Пережившие катастрофу

   Совесть Западной Европы была задета, но так и не пробудилась. Кардиналы-греки Исидор и Виссарион могли лишь молиться и звать на помощь. Папа Пий II, любивший греческую культуру, мог еще пытаться наскрести какие-то силы для спасения христианского Востока. Однако все, чего они сумели достичь, это облегчить судьбу тех несчастных беженцев, которым удалось спастись от турок.
   Таких в общей сложности оказалось немного. Люди бедные вынуждены были остаться на Востоке и принять все страдания, выпавшие на их долю. Из фигур заметных, сыгравших какую-то роль в окончившейся драме, лишь очень немногие добровольно согласились жить под султанским игом; гораздо больше их было среди убитых или невольников. Остальные искали спасения в Италии.
   Обе старые императорские династии вскоре фактически угасли. Из оставшихся в живых братьев императора Константина деспот Димитрий вначале пользовался расположением султана. Он получил апанаж из земель, принадлежащих прежде Гаттилузи; в него вошли Энос, острова Лемнос и Имврос, а также части островов Тасос и Самофракия. Эти земли приносили ему доход в 600 тыс. серебром в год, причем половину из них давал Имврос. Кроме того, он ежегодно получал 100 тыс. из султанской казны. В течение семи лет Димитрий тихо жил в Эносе с женой Зоей и ее братом Матфеем Асеном, который в прежние времена был его губернатором в Коринфе, а теперь возглавлял местную соляную компанию.

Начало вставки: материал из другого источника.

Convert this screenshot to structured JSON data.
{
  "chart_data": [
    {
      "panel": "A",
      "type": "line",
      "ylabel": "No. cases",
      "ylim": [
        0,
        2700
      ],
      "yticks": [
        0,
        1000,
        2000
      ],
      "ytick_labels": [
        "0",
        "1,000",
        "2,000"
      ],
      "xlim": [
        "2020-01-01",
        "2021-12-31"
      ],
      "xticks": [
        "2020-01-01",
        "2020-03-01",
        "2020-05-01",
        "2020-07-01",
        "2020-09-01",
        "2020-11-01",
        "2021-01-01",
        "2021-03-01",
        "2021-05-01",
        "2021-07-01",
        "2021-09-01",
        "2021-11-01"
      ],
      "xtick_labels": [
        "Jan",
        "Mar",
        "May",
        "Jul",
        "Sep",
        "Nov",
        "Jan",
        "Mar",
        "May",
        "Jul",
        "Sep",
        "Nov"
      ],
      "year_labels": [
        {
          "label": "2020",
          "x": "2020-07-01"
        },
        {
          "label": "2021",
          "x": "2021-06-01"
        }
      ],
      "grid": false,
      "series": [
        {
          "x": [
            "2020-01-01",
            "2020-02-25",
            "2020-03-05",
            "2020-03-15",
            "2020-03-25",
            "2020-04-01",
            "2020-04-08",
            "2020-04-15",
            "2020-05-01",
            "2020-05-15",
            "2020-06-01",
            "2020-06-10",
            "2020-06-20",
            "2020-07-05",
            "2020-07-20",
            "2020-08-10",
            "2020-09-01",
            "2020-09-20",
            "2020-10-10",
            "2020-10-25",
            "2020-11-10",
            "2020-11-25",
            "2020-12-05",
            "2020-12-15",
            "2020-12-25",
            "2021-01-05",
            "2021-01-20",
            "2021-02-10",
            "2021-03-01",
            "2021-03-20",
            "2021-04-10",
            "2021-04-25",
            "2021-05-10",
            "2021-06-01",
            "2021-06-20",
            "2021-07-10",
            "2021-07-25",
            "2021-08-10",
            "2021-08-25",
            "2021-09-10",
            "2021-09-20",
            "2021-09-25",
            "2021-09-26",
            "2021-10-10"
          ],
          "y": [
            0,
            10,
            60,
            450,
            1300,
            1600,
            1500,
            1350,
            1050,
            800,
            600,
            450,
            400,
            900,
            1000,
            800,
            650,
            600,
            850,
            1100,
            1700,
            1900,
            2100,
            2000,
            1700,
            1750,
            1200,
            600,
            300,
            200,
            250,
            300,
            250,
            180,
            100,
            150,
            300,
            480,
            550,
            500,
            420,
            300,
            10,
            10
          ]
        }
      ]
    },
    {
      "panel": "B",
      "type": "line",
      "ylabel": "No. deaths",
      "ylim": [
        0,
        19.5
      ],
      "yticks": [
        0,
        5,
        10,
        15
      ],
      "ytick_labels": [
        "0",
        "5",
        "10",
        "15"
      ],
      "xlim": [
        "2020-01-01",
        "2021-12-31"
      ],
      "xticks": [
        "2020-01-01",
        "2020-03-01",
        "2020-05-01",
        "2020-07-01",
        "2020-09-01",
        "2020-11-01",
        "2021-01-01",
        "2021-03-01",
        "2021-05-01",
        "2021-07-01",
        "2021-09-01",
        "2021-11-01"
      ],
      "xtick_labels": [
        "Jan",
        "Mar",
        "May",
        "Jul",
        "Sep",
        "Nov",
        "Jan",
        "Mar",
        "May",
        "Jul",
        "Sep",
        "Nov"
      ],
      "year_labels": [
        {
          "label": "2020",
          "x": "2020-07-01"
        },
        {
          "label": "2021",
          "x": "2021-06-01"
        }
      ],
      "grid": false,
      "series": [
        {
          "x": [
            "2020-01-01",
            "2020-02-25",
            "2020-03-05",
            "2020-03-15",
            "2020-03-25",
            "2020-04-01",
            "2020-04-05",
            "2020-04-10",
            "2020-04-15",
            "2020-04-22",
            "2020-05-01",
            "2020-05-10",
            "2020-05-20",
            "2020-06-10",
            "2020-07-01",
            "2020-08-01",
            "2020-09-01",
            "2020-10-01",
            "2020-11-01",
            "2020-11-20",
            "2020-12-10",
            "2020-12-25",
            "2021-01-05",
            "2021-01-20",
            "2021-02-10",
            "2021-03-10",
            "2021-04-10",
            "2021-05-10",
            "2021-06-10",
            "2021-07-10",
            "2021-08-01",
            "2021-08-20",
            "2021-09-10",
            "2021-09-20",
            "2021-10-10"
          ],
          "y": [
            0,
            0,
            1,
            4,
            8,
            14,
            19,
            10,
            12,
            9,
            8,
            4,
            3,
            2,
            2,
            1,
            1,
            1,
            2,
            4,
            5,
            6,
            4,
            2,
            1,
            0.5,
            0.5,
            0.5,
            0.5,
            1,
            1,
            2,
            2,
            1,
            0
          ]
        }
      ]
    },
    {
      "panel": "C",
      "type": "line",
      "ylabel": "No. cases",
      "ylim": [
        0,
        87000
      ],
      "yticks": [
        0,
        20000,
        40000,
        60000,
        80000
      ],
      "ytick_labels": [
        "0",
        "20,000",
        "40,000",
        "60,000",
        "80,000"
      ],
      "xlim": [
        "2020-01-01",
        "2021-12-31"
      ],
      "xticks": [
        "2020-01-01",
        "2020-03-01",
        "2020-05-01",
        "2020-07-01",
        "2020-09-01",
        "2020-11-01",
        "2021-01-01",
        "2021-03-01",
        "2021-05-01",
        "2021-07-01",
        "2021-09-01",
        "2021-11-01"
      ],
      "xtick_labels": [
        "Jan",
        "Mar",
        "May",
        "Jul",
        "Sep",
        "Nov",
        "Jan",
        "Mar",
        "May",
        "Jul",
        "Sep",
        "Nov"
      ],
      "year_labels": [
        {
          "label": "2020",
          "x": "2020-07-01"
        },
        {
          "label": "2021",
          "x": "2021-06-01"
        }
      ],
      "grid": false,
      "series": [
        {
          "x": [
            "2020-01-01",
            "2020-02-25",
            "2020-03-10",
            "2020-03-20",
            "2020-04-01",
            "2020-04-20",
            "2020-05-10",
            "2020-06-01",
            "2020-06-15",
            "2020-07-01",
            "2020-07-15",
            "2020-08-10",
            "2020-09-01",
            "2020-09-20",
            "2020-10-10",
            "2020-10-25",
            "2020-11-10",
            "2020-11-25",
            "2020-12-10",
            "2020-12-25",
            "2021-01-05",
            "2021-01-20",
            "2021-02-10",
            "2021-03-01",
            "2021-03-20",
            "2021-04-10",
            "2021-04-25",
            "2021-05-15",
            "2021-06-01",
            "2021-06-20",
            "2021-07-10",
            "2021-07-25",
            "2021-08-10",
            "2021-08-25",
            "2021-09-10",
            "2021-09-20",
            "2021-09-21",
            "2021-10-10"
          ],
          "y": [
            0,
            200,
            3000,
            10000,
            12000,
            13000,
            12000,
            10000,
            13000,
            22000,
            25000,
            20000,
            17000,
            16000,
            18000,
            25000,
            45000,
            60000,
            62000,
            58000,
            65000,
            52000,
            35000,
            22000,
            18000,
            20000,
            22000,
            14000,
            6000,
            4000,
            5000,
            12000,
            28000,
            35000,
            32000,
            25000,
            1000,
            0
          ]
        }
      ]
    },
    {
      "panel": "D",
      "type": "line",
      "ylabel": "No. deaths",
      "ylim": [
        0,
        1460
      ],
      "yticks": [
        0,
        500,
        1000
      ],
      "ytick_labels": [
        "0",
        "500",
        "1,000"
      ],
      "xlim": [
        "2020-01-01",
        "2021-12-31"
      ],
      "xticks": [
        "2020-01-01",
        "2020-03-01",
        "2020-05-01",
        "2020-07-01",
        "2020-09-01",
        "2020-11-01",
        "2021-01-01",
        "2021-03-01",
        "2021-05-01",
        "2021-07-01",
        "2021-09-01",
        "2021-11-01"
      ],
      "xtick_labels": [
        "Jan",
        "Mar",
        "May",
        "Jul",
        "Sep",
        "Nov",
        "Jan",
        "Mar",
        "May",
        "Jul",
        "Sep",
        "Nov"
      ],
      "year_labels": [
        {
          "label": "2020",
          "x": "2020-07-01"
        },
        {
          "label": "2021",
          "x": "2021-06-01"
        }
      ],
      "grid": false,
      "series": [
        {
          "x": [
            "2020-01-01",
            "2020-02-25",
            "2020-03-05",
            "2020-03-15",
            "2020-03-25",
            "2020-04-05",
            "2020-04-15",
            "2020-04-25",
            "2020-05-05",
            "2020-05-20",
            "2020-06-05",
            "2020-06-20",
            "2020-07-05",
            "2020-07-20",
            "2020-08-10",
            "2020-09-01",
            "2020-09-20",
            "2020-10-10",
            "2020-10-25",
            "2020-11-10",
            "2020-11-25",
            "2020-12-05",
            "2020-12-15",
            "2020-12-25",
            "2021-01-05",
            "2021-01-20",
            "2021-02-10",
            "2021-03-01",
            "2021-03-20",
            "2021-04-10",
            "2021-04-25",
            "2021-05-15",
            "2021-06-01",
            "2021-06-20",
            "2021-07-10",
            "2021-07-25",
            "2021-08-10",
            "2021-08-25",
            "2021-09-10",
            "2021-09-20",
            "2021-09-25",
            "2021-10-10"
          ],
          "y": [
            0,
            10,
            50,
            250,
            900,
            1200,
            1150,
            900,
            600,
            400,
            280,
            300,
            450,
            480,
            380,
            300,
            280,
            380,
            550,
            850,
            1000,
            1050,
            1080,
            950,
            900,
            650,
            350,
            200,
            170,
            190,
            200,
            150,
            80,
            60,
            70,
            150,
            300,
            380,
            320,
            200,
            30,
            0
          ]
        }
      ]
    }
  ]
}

   Димитрий проводил свои дни, предаваясь охоте и чревоугодию; значительную часть своих богатств он отдал церкви. Однако в 1467 г. апанаж у него вдруг был отобран. Согласно версии, которой верил Франдзис, служащие Матфея утаили часть доходов, причитавшихся султану с соляных копей, за что сочли виновными Матфея и Димитрия. Судьба Матфея осталась неизвестной; Димитрий же был лишен всех доходов и отправлен в Дидимотихон, где он проживал в большой бедности. Там его однажды увидел проезжавший через город султан и сжалился над ним. Димитрию было назначено годовое содержание в 50 тыс. серебром из средств султанской монополии по торговле зерном. Однако ненадолго, так как вскоре он и его жена приняли монашество. Димитрий умер в монастыре в Адрианополе в 1470 г., жена пережила его всего на несколько месяцев. Их единственная дочь Елена еще при жизни родителей официально была взята в султанский гарем, но она, видимо, сохранила девственность, живя в Адрианополе в собственном доме. Она умерла на несколько лет раньше своих родителей, завещав свой гардероб и драгоценности патриархии[310].